Zephir, the HathiTrust bibliographic metadata management system, is managed by CDL’s Discovery & Delivery team. In this advice column, Barbara Cormack, the metadata analyst for Zephir, answers common questions for contributing records to Zephir. While these questions were written by fictitious authors, you are welcome to submit your questions to Zephir (email: zephir-help@ucop.edu).


Dear Zephir,
I’m very interested in the works of Fiona Macleod and was pleased to see so many works by this author in HathiTrust. I was doing some research and found six hits for the title The winged destiny; studies in the spiritual history of the Gael. I thought Zephir was supposed to group or cluster similar records together.
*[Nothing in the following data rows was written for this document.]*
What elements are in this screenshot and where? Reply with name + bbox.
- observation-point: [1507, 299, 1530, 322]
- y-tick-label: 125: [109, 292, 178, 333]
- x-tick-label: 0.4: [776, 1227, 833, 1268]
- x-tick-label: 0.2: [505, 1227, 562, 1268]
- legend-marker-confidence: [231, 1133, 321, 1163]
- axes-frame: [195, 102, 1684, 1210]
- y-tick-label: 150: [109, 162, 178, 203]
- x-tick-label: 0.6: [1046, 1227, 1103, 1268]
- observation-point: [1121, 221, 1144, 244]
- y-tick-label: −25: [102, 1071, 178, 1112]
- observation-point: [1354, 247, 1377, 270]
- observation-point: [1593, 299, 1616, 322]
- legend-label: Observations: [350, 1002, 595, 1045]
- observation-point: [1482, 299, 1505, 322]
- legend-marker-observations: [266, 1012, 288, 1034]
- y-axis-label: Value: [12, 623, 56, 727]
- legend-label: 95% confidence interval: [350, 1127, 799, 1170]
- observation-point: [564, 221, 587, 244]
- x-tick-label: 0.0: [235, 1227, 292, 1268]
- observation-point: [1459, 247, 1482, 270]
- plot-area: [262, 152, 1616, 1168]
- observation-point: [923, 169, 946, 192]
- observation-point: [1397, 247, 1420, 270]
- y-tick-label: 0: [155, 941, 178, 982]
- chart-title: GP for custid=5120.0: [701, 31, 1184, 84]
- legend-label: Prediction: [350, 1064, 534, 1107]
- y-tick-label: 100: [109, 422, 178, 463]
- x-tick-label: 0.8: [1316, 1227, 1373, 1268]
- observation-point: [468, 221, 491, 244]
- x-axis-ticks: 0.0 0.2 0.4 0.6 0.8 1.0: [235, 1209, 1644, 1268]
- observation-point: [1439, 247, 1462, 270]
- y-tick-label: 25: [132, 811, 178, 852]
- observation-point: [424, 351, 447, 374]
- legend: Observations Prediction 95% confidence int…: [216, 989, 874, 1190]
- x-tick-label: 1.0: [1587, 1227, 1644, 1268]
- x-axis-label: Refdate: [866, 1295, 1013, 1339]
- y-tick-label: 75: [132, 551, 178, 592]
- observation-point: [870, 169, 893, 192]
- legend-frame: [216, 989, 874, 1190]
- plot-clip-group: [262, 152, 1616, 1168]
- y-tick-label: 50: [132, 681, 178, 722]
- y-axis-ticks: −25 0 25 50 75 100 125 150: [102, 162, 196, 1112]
Why am I getting so many copies of the same thing in my search results?

   – Lost in L.A.

Dear Lost,
There’s likely more than one explanation for what you report. We’ll start with the most common: there are multiple editions of the work coming up in your search results. The first clue here is the different publication dates listed: 1910, 1911, 1905, etc. In HathiTrust, different publication years are considered different editions and are not clustered together. Similarly, works from different publishers, even if they are the same title, are considered to be different editions and are clustered separately. Now, for your search, you may have spotted that there are two results for this title dated 1911. If you’ve looked at both records using the MARC display feature in HathiTrust, you’ll have seen that both are published by Duffield, in New York. So why are they not clustered together? The answer here lies with the OCLC numbers, an extremely common identifier found in most bibliographic records. These two records that you looked at for the Duffield 1911 publication of The winged destiny have different OCLC numbers. So what is the explanation for this? The most likely one is that two different people at different libraries cataloged this particular title and edition in OCLC - in other words, creating duplicate versions of the record in the vast OCLC bibliographic database. Many libraries, including those who contribute to HathiTrust, use OCLC as a source for their bibliographic records, to download into their own local systems, and from there they export to HathiTrust. This is most probably how the different versions of the 1911 Duffield edition of The winged destiny ended up in HathiTrust: the duplicates were submitted by contributing members.


Dear Zephir,
I was looking for some material on missions in Turkey for my thesis and was thrilled to find this title in the HathiTrust catalog, Leavening the Levant (https://catalog.hathitrust.org/Record/006574475). Even more exciting, there were five copies, submitted by four different institutions, and all open to full view. But when I looked at the volume from the Getty Research Institute, it was for a completely different work – something in French, maybe on an art topic? How do you explain this?

    – Suspicious Scholar

Dear Suspicious,
Oh dear, you’ve put your finger on a problem that sometimes crops up in the HathiTrust catalog. Here’s what’s happened. The Zephir system clusters, or groups, records together using OCLC numbers or system ID numbers. Four of the records in this cluster have the OCLC number assigned to the title Leavening the Levant. The fifth record is for the title Nomenclature des gravures sur bois, eaux-fortes et lithographies exécutées à ce jour par J.-E. Laboureur, and it has the unique OCLC number assigned to that particular title. Unfortunately and mysteriously, this bibliographic record also has the OCLC number from the Leavening records; that’s what is causing this French title to be incorrectly clustered with the records for Levant. The Zephir system is simply grouping the records using the commonly-held OCLC number. In best cataloging practices, a metadata record should only have one, primary OCLC number, but for a variety of reasons both historical and unknown, records sometimes have more than one. Zephir does not prevent such records from being ingested; as a result we sometimes have such incorrectly grouped records.